Shattered bones found on a construction site in California uncovers new possibilities of human history in the Americas. This discovery suggests that the first humans actually arrived 130,000 years ago, which is a whopping 100,000 years earlier than widely believed.
According to a report from New Scientist, mastodon fossils were discovered along a coastal site in San Diego, California in the 1990s. When scientists analyzed the findings, they found that a big chunk of the collection were fragmented and fractured, possibly the effect of humans breaking open fresh bones. There were also stone cobbles found in the site, which had signs of impact marks.

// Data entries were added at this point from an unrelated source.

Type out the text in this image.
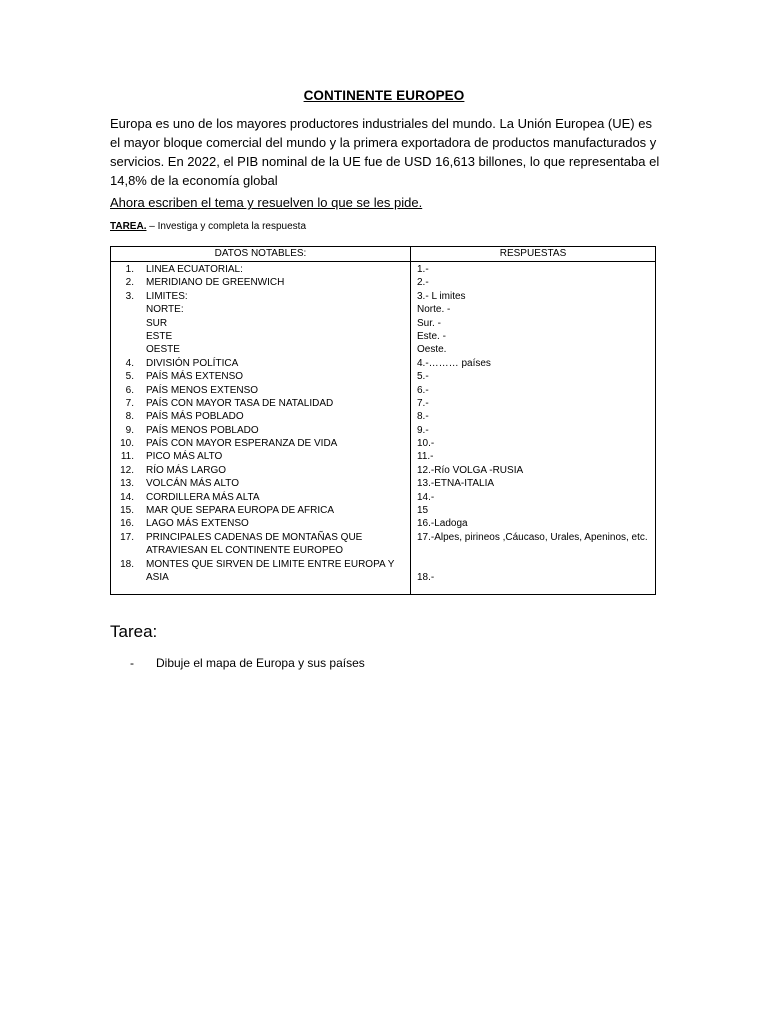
CONTINENTE EUROPEO

Europa es uno de los mayores productores industriales del mundo. La Unión Europea (UE) es el mayor bloque comercial del mundo y la primera exportadora de productos manufacturados y servicios. En 2022, el PIB nominal de la UE fue de USD 16,613 billones, lo que representaba el 14,8% de la economía global

Ahora escriben el tema y resuelven lo que se les pide.

TAREA. – Investiga y completa la respuesta

DATOS NOTABLES:	RESPUESTAS
1. LINEA ECUATORIAL:
2. MERIDIANO DE GREENWICH
3. LIMITES:
NORTE:
SUR
ESTE
OESTE
4. DIVISIÓN POLÍTICA
5. PAÍS MÁS EXTENSO
6. PAÍS MENOS EXTENSO
7. PAÍS CON MAYOR TASA DE NATALIDAD
8. PAÍS MÁS POBLADO
9. PAÍS MENOS POBLADO
10. PAÍS CON MAYOR ESPERANZA DE VIDA
11. PICO MÁS ALTO
12. RÍO MÁS LARGO
13. VOLCÁN MÁS ALTO
14. CORDILLERA MÁS ALTA
15. MAR QUE SEPARA EUROPA DE AFRICA
16. LAGO MÁS EXTENSO
17. PRINCIPALES CADENAS DE MONTAÑAS QUE ATRAVIESAN EL CONTINENTE EUROPEO
18. MONTES QUE SIRVEN DE LIMITE ENTRE EUROPA Y ASIA
1.-
2.-
3.- L imites
Norte. -
Sur. -
Este. -
Oeste.
4.-……… países
5.-
6.-
7.-
8.-
9.-
10.-
11.-
12.-Río VOLGA -RUSIA
13.-ETNA-ITALIA
14.-
15
16.-Ladoga
17.-Alpes, pirineos ,Cáucaso, Urales, Apeninos, etc.
18.-
Tarea:
-	Dibuje el mapa de Europa y sus países
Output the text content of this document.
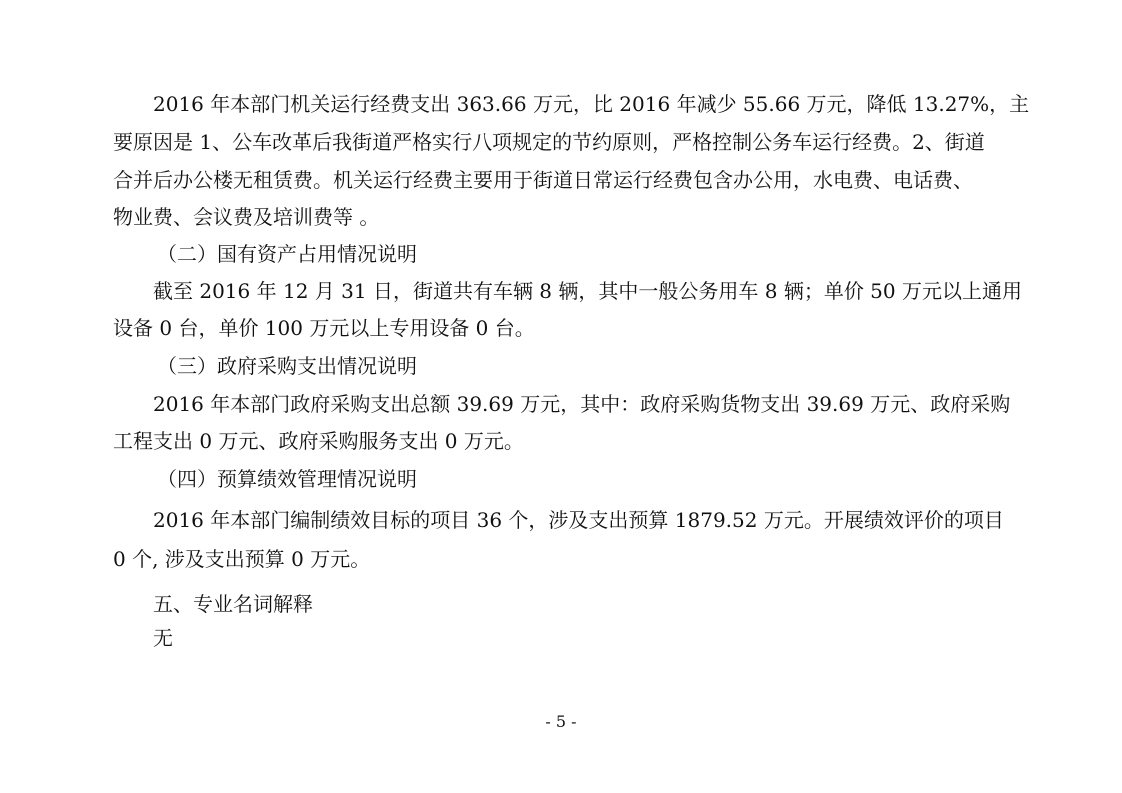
2016 年本部门机关运行经费支出 363.66 万元，比 2016 年减少 55.66 万元，降低 13.27%，主
要原因是 1、公车改革后我街道严格实行八项规定的节约原则，严格控制公务车运行经费。2、街道
合并后办公楼无租赁费。机关运行经费主要用于街道日常运行经费包含办公用，水电费、电话费、
物业费、会议费及培训费等 。
（二）国有资产占用情况说明
截至 2016 年 12 月 31 日，街道共有车辆 8 辆，其中一般公务用车 8 辆；单价 50 万元以上通用
设备 0 台，单价 100 万元以上专用设备 0 台。
（三）政府采购支出情况说明
2016 年本部门政府采购支出总额 39.69 万元，其中：政府采购货物支出 39.69 万元、政府采购
工程支出 0 万元、政府采购服务支出 0 万元。
（四）预算绩效管理情况说明
2016 年本部门编制绩效目标的项目 36 个，涉及支出预算 1879.52 万元。开展绩效评价的项目
0 个, 涉及支出预算 0 万元。
五、专业名词解释
无
- 5 -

Team member Steven Holen from the Center for American Paleolithic Research in South Dakota explained that the clues paint a clear picture of what possibly happened. Early humans may have came across a fresh mastodon carcass, then used stones as tools to break the bones open. The bones could have been used by the early humans for tools or food (bone marrow).
But the most extraordinary discovery of this particular site is when James Paces of the United States Geological Survey in Colorado used uranium-thorium isotope dating and found that the fossils are about 131,000 years old. Many believe that humans made it to the Americas just 15,000 years ago; so if proven, this newly dated fossils could pave the way to a rewritten history.
The site didn't feature human fossils, so the scientists couldn't determine who first populated the country were. Two possibilities are Neanderthals or Denisovans, according to team member Richard Fullagar.
"We often hear statements in the media that a new study changes everything we knew," says Chris Stringer at the Natural History Museum in London. "If this result stands up to scrutiny, it does indeed change everything we thought we knew about the earliest human occupation of the Americas."
The findings are published in the journal Nature.